Deception by Denise Mina

It takes a few paragraphs in Denise Mina’s terrific new novel Deception to grasp what’s being described. The book is written in the first person perspective of Lachlan Harriot, a middle class man with a wife and daughter. Dr. Susie Harriot, Lachlan’s wife, has been found guilty of murder.

Lachlan can’t quite cope. He’s caught in the unwanted celebrity of a high profile murder. The victim was a serial killer; Susie is an educated woman, a psychiatrist assigned to the institution where the Riverside Ripper, Andrew Gow, was being held. In addition, Gow’s wife is missing and presumed dead.

If you’re cringing at the thought of yet another courtroom drama, relax. Denise Mina has an entirely different story to tell. In short order she pulls us away from the public mayhem and takes us into the very private world of Lachlan’s diminished household.

Lachlan and Susie have a two-year-old daughter and a Spanish nanny. Life sputters forward; Lachlan is drawn to Susie’s office in the attic.
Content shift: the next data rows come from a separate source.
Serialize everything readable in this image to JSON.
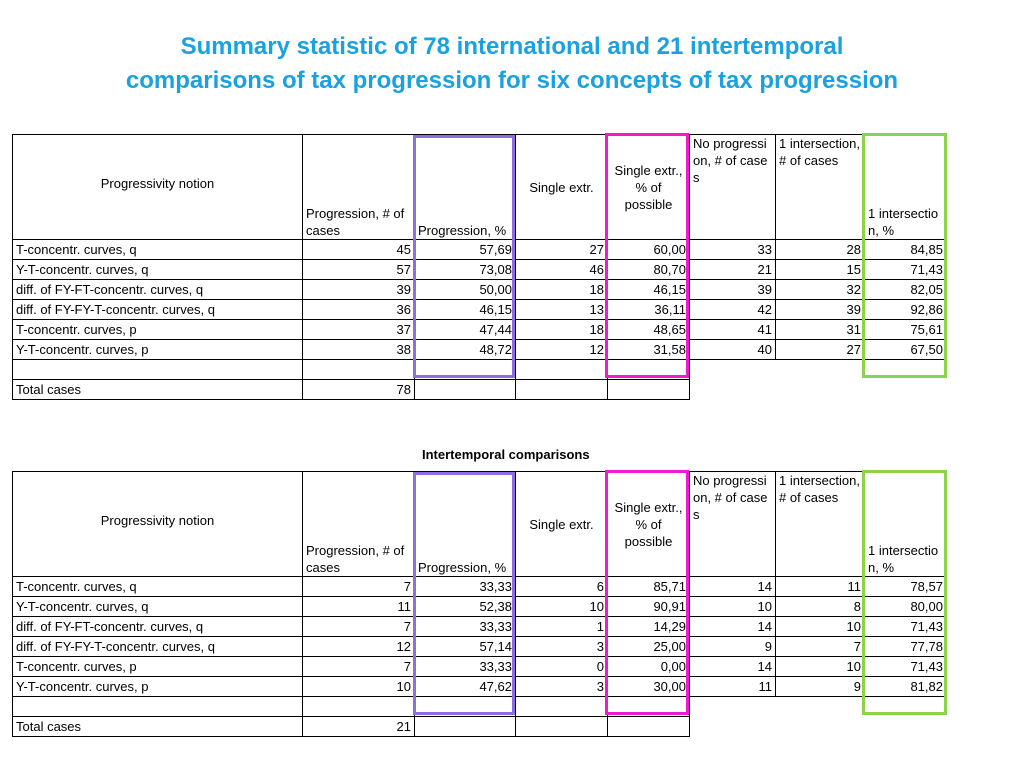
{
  "title": {
    "line1": "Summary statistic of  78 international and 21 intertemporal",
    "line2": "comparisons of tax progression for six concepts of tax progression"
  },
  "headers": {
    "notion": "Progressivity notion",
    "prog_cases": "Progression, # of cases",
    "prog_pct": "Progression, %",
    "single_extr": "Single extr.",
    "single_extr_pct": "Single extr., % of possible",
    "no_progression": "No progression, # of cases",
    "one_int_cases": "1 intersection, # of cases",
    "one_int_pct": "1 intersection, %"
  },
  "international": {
    "rows": [
      {
        "notion": "T-concentr. curves, q",
        "prog_cases": "45",
        "prog_pct": "57,69",
        "single_extr": "27",
        "single_extr_pct": "60,00",
        "no_prog": "33",
        "int_cases": "28",
        "int_pct": "84,85"
      },
      {
        "notion": "Y-T-concentr. curves, q",
        "prog_cases": "57",
        "prog_pct": "73,08",
        "single_extr": "46",
        "single_extr_pct": "80,70",
        "no_prog": "21",
        "int_cases": "15",
        "int_pct": "71,43"
      },
      {
        "notion": "diff. of FY-FT-concentr. curves, q",
        "prog_cases": "39",
        "prog_pct": "50,00",
        "single_extr": "18",
        "single_extr_pct": "46,15",
        "no_prog": "39",
        "int_cases": "32",
        "int_pct": "82,05"
      },
      {
        "notion": "diff. of FY-FY-T-concentr. curves, q",
        "prog_cases": "36",
        "prog_pct": "46,15",
        "single_extr": "13",
        "single_extr_pct": "36,11",
        "no_prog": "42",
        "int_cases": "39",
        "int_pct": "92,86"
      },
      {
        "notion": "T-concentr. curves, p",
        "prog_cases": "37",
        "prog_pct": "47,44",
        "single_extr": "18",
        "single_extr_pct": "48,65",
        "no_prog": "41",
        "int_cases": "31",
        "int_pct": "75,61"
      },
      {
        "notion": "Y-T-concentr. curves, p",
        "prog_cases": "38",
        "prog_pct": "48,72",
        "single_extr": "12",
        "single_extr_pct": "31,58",
        "no_prog": "40",
        "int_cases": "27",
        "int_pct": "67,50"
      }
    ],
    "total_label": "Total cases",
    "total_value": "78"
  },
  "intertemporal": {
    "caption": "Intertemporal comparisons",
    "rows": [
      {
        "notion": "T-concentr. curves, q",
        "prog_cases": "7",
        "prog_pct": "33,33",
        "single_extr": "6",
        "single_extr_pct": "85,71",
        "no_prog": "14",
        "int_cases": "11",
        "int_pct": "78,57"
      },
      {
        "notion": "Y-T-concentr. curves, q",
        "prog_cases": "11",
        "prog_pct": "52,38",
        "single_extr": "10",
        "single_extr_pct": "90,91",
        "no_prog": "10",
        "int_cases": "8",
        "int_pct": "80,00"
      },
      {
        "notion": "diff. of FY-FT-concentr. curves, q",
        "prog_cases": "7",
        "prog_pct": "33,33",
        "single_extr": "1",
        "single_extr_pct": "14,29",
        "no_prog": "14",
        "int_cases": "10",
        "int_pct": "71,43"
      },
      {
        "notion": "diff. of FY-FY-T-concentr. curves, q",
        "prog_cases": "12",
        "prog_pct": "57,14",
        "single_extr": "3",
        "single_extr_pct": "25,00",
        "no_prog": "9",
        "int_cases": "7",
        "int_pct": "77,78"
      },
      {
        "notion": "T-concentr. curves, p",
        "prog_cases": "7",
        "prog_pct": "33,33",
        "single_extr": "0",
        "single_extr_pct": "0,00",
        "no_prog": "14",
        "int_cases": "10",
        "int_pct": "71,43"
      },
      {
        "notion": "Y-T-concentr. curves, p",
        "prog_cases": "10",
        "prog_pct": "47,62",
        "single_extr": "3",
        "single_extr_pct": "30,00",
        "no_prog": "11",
        "int_cases": "9",
        "int_pct": "81,82"
      }
    ],
    "total_label": "Total cases",
    "total_value": "21"
  },
  "colors": {
    "title": "#1aa1df",
    "highlight_progression_pct": "#8e6ee0",
    "highlight_single_extr_pct": "#ee1bd3",
    "highlight_intersection_pct": "#8cd24c"
  }
}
He needs to find some basis for an appeal of her conviction. Lachlan roots through his wife’s computer files, her notes on Andrew Gow and a woman named Donna who married the convicted killer.

A handful of events drive the novel. Lachlan’s shock at Susie’s conviction becomes a frantic preparation for the next event, a prison visit. To steel himself Lachlan studies their wedding photos, their honeymoon in Corfu, and the first place they lived. He remembers Margie’s birth and conjures up the image of them as a completely normal family.

Lachlan recalls that after Susie lost her job for stealing files, she became angry and remote. She concealed a substantial inheritance; the attic door was kept locked and her computer password encrypted. The prison visit ends with Susie warning Lachlan to keep out of her office.

Lachlan is no match for the power of Susie’s rage. What begins as a search for proof of her innocence-she can’t have murdered two people-develops into Lachlan’s desperate quest for evidence their love was mutual. He shrivels at the memory of her slights and insults, and begins to see Susie as an angry secretive woman.

The power of this novel derives from Lachlan’s fevered interpretation of events. He tries to ignore the fact that Susie embarked on an eight-hour drive across Scotland to arrive at the murder scene. He suspects she was having an affair with a deranged killer; the stolen files, which she denied stealing, are in her locked and secret office in the attic. Nothing Lachlan learns exonerates her; nothing frees him from his delusion of marital love.

Other characters blunder into his path: his parents, Susie’s aunt Trisha, the friendly moms at Margie’s daycare. These encounters are hilarious; the older women battle for Margie’s affection. Margie bites another toddler on the head.

Nothing wrong here. Susie will be freed. That’s the mantra.

Lachlan begins an affair with the nanny. He acquires a sweet tooth and dreads the prison visits; Susie’s sentencing hearing is another disaster. Talk of appeal begins to fade.

Lachlan ultimately makes a series of forays against Susie’s tormentors. He confronts her former boss, the man who fired her. He seeks out Andrew Gow’s ‘manager,’ a slimy man who dishes dirt to the tabloids. Impaired by blind loyalty, weakness and brittle self-esteem, Lachlan soldiers on. What he learns and what he chooses to do with that knowledge, propel the novel’s climax to a masterful finish.

DECEPTION turns the mystery genre on its ear; it’s a character study as well as a vivid dissection of middle class assumptions. Lachlan serves as our native guide through an experience both exotic and terribly ordinary. He wants what everyone wants and he wants it without cost. Truth in this novel doesn’t come cheap.

Denise Mina is a superb writer who deserves major recognition. DECEPTION is a standout novel.